Identification of autophagy-related genes in diabetic foot ulcer based on bioinformatic analysis.

Diabetic foot ulcer (DFU) complications involve autophagy dysregulation. This study aimed to identify autophagy-related bioindicators in DFU. Differentially expressed genes (DEGs) between DFU and healthy samples were analysed from the Gene Expression Omnibus (GEO) datasets, GSE7014 and GSE29221. The roles of autophagy-related DEGs were investigated using protein-protein interaction (PPI) networks, Kyoto Encyclopedia of Genes and Genomes (KEGG) pathways, Gene Ontology (GO) enrichment, and Gene Set Enrichment Analysis (GSEA).

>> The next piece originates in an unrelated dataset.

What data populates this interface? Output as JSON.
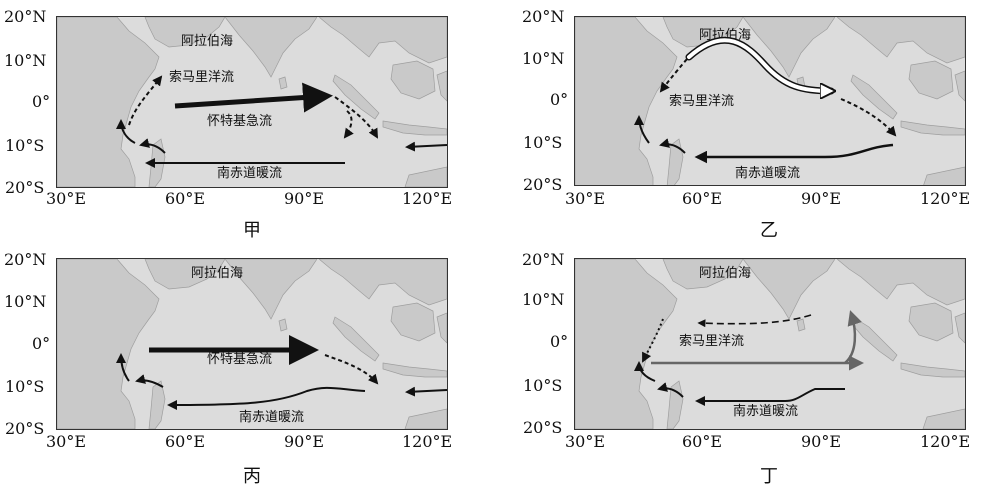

Immune cell infiltration's correlation with these DEGs was also assessed. From the Human Autophagy Database (HADB), 232 autophagy-related genes (ARGs) were identified, with an intersection of 17 key DEGs between GSE7014 and GSE29221. These genes are involved in pathways like autophagy-animal, NOD-like receptor signalling, and apoptosis. In the protein network, epidermal growth factor receptor (EGFR) and phosphatase and tensin homologue (PTEN) showed significant interactions with ARGs. Survival analysis indicated the prognostic importance of calpain 2 (CAPN2), integrin subunit beta 1 (ITGB1), and vesicle-associated membrane protein 3 (VAMP3). Lower immune scores were observed in the type 2 diabetes mellitus (DM2) group than in controls. Autophagy and ARGs significantly influence DFU pathophysiology.